Andriivka (Андріївка, /uk/) was a village in Bakhmut urban hromada, Bakhmut Raion, Donetsk Oblast, eastern Ukraine. It lay between the larger village of Klishchiivka to the north and the rural settlement of Kurdiumivka to the south. Andriivka had a population of 74 in 2001. It was completely destroyed during the Russo-Ukrainian war, and was a main subject of the 2025 documentary 2000 Meters to Andriivka.

==History==
===Russian invasion of Ukraine===
On 30 November 2022, Russian forces captured the village during the invasion of Ukraine. During the 2023 Ukrainian counteroffensive in the first week of July, Ukrainian troops were able to break through Russian defensive lines after a 10-day battle. On 18 July 2023 they had seized an elevated position in nearby Klishchiivka and on 25 July the 3rd Assault Brigade entered the heavily mined village of Andriivka, forcing the Chechen Akhmat Battalion to flee from both settlements.

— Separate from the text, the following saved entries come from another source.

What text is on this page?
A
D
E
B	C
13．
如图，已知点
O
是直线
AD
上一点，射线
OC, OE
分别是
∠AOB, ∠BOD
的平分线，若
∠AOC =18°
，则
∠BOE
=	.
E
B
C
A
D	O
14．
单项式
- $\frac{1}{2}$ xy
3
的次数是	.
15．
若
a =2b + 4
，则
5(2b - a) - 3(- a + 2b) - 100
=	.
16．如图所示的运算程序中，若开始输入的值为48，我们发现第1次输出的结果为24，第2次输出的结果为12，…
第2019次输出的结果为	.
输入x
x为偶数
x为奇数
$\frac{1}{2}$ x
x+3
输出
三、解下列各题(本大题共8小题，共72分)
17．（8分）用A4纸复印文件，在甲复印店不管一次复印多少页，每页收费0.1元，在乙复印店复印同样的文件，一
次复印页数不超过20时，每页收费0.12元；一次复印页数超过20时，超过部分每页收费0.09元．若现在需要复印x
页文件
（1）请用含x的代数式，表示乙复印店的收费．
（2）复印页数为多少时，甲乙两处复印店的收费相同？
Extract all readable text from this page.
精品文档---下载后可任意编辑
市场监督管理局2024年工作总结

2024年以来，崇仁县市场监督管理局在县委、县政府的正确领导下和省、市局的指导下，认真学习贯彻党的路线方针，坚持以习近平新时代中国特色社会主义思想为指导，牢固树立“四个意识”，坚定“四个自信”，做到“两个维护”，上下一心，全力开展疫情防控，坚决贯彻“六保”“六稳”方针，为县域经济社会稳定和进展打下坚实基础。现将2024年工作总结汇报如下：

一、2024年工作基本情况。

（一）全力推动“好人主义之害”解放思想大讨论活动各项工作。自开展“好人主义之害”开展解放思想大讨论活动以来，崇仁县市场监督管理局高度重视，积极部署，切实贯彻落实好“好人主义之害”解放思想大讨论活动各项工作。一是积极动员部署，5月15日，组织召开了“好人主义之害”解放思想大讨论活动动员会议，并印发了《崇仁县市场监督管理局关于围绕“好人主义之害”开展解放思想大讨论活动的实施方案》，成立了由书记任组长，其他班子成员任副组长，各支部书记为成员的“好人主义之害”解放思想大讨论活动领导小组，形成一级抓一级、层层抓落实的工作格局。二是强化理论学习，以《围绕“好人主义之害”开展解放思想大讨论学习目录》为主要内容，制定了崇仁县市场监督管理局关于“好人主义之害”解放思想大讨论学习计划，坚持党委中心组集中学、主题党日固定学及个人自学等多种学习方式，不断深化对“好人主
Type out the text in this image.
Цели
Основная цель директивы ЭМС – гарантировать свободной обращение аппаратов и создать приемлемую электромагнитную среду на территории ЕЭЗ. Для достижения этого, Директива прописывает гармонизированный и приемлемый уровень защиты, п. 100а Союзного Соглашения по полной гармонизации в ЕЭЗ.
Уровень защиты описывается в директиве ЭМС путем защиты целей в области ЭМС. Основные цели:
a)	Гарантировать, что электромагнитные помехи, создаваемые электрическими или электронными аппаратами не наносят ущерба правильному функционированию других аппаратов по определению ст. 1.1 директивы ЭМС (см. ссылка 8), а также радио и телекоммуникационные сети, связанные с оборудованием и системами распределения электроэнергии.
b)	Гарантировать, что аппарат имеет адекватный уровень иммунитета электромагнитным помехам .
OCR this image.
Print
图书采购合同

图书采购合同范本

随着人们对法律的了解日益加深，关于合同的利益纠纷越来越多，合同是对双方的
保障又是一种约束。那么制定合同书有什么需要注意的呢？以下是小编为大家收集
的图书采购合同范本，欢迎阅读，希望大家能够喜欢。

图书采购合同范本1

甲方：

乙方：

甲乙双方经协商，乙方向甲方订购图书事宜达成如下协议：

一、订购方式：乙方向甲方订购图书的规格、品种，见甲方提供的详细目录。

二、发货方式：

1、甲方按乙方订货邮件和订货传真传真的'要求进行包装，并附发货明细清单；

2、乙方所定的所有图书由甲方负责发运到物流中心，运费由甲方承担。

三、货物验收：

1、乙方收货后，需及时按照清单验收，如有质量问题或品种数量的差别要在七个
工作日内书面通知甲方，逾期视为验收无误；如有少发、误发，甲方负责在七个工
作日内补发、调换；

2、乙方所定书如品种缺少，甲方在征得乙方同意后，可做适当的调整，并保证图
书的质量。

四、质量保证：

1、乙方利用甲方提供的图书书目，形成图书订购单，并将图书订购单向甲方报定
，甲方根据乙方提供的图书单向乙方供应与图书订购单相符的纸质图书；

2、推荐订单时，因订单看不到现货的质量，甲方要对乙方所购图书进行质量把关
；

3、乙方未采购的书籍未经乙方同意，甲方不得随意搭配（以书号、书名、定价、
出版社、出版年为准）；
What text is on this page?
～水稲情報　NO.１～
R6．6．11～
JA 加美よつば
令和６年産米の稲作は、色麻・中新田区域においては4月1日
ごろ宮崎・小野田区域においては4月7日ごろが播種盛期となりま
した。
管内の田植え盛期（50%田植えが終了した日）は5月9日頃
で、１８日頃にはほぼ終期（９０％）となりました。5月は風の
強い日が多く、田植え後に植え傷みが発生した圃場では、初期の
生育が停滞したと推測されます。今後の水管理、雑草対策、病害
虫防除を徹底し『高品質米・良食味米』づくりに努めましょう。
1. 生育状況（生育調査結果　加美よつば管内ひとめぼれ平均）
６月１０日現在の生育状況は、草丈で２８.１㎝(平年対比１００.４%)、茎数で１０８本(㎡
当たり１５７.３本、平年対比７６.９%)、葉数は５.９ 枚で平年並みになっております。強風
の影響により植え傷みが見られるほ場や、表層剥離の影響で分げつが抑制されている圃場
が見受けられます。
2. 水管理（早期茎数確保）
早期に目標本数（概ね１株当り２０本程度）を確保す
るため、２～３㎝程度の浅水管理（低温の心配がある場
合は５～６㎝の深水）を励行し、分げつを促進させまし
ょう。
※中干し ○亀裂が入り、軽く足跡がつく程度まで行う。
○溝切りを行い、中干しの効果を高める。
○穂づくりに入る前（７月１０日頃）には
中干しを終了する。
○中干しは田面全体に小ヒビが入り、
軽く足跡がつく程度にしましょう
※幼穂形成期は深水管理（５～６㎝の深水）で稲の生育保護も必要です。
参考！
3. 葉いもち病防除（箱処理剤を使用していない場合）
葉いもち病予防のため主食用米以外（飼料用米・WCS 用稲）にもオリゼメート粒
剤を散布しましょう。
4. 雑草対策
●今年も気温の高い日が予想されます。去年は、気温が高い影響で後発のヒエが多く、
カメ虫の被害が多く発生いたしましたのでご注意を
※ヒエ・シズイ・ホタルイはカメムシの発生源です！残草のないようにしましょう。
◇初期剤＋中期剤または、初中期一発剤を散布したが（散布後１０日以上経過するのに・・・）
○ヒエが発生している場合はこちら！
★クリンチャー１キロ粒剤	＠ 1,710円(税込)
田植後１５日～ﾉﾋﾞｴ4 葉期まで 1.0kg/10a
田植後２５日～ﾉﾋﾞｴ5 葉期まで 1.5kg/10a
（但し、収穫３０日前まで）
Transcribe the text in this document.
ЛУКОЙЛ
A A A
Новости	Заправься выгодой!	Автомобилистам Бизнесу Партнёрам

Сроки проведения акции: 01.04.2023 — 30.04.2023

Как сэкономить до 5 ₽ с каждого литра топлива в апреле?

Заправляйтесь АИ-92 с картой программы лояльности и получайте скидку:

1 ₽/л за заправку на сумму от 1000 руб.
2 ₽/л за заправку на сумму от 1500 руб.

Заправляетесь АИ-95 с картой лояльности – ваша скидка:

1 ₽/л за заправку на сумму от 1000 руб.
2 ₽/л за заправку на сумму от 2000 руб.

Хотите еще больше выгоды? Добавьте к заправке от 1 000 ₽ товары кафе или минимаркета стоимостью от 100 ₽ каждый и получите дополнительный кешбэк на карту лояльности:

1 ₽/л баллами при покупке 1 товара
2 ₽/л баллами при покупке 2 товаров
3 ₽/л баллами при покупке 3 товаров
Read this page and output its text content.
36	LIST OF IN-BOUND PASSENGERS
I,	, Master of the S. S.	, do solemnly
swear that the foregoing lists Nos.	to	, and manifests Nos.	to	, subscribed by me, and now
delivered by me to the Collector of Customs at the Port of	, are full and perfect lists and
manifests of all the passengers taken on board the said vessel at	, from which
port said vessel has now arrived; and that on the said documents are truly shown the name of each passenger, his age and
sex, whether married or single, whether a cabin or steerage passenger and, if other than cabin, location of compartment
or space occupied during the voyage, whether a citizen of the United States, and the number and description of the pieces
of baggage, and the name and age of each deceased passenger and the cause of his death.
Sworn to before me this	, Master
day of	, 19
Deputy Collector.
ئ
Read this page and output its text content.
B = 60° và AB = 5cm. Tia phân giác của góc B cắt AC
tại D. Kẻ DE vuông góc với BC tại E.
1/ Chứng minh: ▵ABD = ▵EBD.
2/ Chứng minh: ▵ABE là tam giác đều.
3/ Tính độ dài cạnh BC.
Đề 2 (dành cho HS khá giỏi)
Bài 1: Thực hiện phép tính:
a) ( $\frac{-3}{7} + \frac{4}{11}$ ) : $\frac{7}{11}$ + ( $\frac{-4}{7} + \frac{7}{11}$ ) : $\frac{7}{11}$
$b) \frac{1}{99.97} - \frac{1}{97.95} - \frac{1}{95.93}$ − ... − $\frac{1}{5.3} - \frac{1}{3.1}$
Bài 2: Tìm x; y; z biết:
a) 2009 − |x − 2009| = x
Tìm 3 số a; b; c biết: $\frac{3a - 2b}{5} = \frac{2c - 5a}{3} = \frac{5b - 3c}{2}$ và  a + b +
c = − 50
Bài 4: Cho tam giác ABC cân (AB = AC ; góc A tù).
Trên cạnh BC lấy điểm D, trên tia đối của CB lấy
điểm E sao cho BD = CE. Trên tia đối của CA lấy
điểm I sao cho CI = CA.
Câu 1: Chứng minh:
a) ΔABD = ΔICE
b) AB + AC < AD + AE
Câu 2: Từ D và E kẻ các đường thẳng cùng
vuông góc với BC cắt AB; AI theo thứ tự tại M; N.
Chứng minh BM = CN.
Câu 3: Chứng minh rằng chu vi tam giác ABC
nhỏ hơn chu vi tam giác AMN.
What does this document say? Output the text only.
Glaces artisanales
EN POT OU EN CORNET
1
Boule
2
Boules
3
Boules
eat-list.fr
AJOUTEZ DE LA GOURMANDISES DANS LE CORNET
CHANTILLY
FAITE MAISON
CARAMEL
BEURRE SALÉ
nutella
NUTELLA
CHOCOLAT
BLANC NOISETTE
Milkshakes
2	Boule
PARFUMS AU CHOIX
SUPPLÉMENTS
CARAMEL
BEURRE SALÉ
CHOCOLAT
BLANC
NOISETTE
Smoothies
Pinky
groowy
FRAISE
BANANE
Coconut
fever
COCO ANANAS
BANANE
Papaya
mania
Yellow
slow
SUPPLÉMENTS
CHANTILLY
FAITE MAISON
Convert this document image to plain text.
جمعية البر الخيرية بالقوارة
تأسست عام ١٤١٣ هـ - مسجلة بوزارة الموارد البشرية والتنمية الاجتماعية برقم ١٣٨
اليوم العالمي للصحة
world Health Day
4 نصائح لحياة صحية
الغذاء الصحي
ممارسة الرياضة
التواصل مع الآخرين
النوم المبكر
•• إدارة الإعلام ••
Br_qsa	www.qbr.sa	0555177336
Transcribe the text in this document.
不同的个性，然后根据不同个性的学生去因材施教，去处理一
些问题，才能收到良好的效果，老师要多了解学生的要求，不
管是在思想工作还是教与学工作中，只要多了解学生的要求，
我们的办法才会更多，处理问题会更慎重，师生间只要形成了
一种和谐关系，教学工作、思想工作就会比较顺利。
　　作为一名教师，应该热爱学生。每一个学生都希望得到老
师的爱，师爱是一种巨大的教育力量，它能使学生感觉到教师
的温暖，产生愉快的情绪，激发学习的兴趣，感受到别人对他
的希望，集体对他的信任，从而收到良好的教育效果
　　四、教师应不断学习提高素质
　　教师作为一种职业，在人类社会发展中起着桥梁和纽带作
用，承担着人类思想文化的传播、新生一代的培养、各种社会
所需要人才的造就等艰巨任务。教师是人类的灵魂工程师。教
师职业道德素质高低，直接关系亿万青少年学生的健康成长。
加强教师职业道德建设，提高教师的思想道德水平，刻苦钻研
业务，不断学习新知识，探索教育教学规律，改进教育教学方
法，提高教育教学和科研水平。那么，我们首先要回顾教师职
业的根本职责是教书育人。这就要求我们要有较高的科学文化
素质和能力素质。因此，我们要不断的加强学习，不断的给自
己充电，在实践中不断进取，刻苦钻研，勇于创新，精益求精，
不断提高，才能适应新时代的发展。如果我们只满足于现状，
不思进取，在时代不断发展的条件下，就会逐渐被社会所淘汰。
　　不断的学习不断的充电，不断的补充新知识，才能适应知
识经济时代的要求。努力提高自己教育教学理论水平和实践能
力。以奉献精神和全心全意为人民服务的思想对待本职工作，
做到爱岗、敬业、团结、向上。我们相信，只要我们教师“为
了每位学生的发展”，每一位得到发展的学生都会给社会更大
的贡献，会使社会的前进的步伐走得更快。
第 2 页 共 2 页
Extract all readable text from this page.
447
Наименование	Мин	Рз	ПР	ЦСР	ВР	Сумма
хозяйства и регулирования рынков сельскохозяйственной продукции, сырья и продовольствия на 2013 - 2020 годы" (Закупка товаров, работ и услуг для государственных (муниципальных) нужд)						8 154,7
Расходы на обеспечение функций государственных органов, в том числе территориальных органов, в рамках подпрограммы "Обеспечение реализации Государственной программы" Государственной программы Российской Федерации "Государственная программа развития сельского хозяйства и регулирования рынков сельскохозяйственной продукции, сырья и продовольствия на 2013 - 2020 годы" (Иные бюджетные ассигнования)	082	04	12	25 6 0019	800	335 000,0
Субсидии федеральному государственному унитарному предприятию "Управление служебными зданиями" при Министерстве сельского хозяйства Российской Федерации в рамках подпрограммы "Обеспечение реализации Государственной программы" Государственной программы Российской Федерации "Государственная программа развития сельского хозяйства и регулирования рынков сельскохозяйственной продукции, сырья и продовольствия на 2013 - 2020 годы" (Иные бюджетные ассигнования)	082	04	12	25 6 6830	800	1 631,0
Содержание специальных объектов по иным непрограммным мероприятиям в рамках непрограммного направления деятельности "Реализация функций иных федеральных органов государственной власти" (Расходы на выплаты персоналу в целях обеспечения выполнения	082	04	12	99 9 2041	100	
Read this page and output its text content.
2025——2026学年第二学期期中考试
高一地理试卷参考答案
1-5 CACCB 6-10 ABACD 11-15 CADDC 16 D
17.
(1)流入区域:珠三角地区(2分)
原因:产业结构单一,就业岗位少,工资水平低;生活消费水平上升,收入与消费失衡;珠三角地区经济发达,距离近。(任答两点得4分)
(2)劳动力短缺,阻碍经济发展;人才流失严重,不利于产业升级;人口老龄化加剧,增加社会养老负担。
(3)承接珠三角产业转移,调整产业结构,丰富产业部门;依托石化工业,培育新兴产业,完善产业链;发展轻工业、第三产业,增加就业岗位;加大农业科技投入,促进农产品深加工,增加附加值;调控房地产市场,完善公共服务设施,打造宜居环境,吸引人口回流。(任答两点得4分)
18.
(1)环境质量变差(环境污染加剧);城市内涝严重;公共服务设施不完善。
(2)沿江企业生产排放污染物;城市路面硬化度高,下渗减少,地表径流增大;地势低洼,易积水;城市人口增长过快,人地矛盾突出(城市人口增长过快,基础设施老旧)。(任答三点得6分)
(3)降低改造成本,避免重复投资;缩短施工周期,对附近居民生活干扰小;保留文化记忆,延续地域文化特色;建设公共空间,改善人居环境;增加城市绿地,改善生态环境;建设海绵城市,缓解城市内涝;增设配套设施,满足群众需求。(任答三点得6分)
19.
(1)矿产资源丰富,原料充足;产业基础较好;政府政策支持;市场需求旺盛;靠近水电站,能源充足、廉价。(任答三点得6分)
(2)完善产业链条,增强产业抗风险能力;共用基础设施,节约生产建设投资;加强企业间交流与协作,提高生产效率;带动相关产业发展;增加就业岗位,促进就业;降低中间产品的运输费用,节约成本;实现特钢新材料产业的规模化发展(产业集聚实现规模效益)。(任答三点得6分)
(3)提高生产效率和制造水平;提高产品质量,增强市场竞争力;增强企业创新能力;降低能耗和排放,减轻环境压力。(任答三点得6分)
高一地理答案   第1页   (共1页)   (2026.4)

On 15 September 2023, the 3rd Separate Assault Brigade retook the area. According to Hanna Maliar the Russian troops were encircled, separated from the main forces, and destroyed. The 3rd Assault Brigade's Telegram channel claimed it eliminated the intelligence chief of the Russian 72nd Separate Motor Rifle Brigade, as well as three battalion commanders, and nearly all of the infantry. During the battles the village had been completely destroyed.

The village had significant fighting as Russian forces repeatedly tried to reoccupy it. On 23 May 2024, Russian forces claimed to have recaptured Andriivka. On 18 February 2025, these claims were confirmed by Ukrainian sources.

== Demographics ==
According to the 2001 Ukrainian census, the village's population was 74 people, of whom 81.08% spoke Ukrainian, and 18.92% spoke Russian.